Desde las navidades de 2014 Pili ocupa todo su tiempo libre en la creación de Reborning, muñecos sin vida a los que su dueña dota de las particularidades que definen a un ser humano.

Kit para aumentar la familia

Pili busca un kit en Internet y adquiere las diferentes partes del cuerpo, para después unirlas, dotarles de atributos reales y darles vida. Para la fabricación es necesario disponer de un horno de aire, utilizado para cocer a los bebés en diferentes tandas de 8 minutos a 130 grados, y las pinturas para realizar la estampación.

Las uñas, arrugas y pliegues de la piel, las venas o insertar el pelo, son algunos de los pasos de la estampación. En ocasiones se requieren hasta veinte manos de pintura hasta que se consigue un bebé muñeco.

En apenas un año Pili ha creado unos catorce bebés con la ayuda de un tutorial, un curso, su creatividad y sus propias manos. La ropa que visten los muñecos también ha sido cosida por la oliventina, que ha tenido que comprar chupetes y algún que otro accesorio para sus bebés, algunos rubios, morenos, con pelo o sin él, entre otras características que les hacen parecer auténticos humanos.

"Esto no lo hace cualquiera. Lo puedes intentar pero hay que tener arte", explica. Pili necesita unos veinte días, y unas cinco horas al día, para la elaboración de lo que es ahora uno de sus mayores tesoros.

A pesar de formar parte de su ocio, la oliventina vende o hace para encargo los muñecos, cuyo precio se encuentra entre los 250 y 400 euros, dependiendo del modelo elegido.

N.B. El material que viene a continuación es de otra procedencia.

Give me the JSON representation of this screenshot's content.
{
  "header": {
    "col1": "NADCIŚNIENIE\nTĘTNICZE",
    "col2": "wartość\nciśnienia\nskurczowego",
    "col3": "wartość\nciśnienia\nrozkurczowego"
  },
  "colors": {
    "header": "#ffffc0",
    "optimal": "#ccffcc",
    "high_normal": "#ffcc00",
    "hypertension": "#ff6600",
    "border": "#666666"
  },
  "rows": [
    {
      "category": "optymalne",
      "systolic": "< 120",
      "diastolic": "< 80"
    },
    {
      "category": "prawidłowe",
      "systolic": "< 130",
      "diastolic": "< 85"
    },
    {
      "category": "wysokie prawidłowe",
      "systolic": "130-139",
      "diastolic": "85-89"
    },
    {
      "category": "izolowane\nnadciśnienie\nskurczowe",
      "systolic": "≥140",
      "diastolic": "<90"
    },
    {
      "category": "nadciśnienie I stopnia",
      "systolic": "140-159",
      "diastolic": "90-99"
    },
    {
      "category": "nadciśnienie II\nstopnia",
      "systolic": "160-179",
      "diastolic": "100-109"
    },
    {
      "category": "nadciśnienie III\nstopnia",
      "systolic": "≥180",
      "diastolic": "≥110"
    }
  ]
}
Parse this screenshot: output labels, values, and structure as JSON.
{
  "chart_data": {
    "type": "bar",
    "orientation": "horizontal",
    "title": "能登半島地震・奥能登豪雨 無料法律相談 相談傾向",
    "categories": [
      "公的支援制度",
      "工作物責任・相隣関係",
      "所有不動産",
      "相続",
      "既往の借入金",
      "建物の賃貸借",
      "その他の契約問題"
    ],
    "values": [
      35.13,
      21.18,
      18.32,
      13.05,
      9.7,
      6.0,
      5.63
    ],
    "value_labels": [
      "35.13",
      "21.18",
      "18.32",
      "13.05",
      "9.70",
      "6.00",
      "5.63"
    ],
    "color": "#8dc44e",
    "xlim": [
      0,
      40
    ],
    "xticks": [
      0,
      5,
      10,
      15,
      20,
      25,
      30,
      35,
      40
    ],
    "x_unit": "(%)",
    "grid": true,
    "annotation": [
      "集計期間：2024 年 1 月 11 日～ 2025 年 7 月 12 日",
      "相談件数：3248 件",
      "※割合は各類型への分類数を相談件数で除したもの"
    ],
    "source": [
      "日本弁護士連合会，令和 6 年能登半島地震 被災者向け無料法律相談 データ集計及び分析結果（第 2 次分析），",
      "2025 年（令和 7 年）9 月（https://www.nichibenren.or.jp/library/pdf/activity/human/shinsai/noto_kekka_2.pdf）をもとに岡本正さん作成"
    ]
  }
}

Su sueño sería poder contar con su propia tienda de artículos y ropa de bebé, y de este modo sus creaciones pasaría a ser los maniquíes del establecimiento, ya que ahora ocupan algunas estancias de su casa y conviven con la familia. 

"Solo el hecho de pensar que haya personas que no pueden tener hijos y esto les llene ese vacío, ya me enorgullece, así como pensar que pueda hacer felices a aquellas personas que tienen hijos mayores y quieren recordar lo que es tener un bebé, aunque siempre conociendo los límites y controlando la cabeza" apunta.

Los muñecos Reborning o renacidos surgieron en Alemania durante la segunda Guerra Mundial. En algunas ciudades son utilizados como terapias en residencias de ancianos. Para Pili son mucho más. Por ahora forman parte de su familia. Algunas tardes ocupan el sofá, dormitorios e incluso descansan en el garaje, hasta que otra familia se anime cuanto menos a adoptarlos y la oliventina pueda continuar cumpliendo su sueño.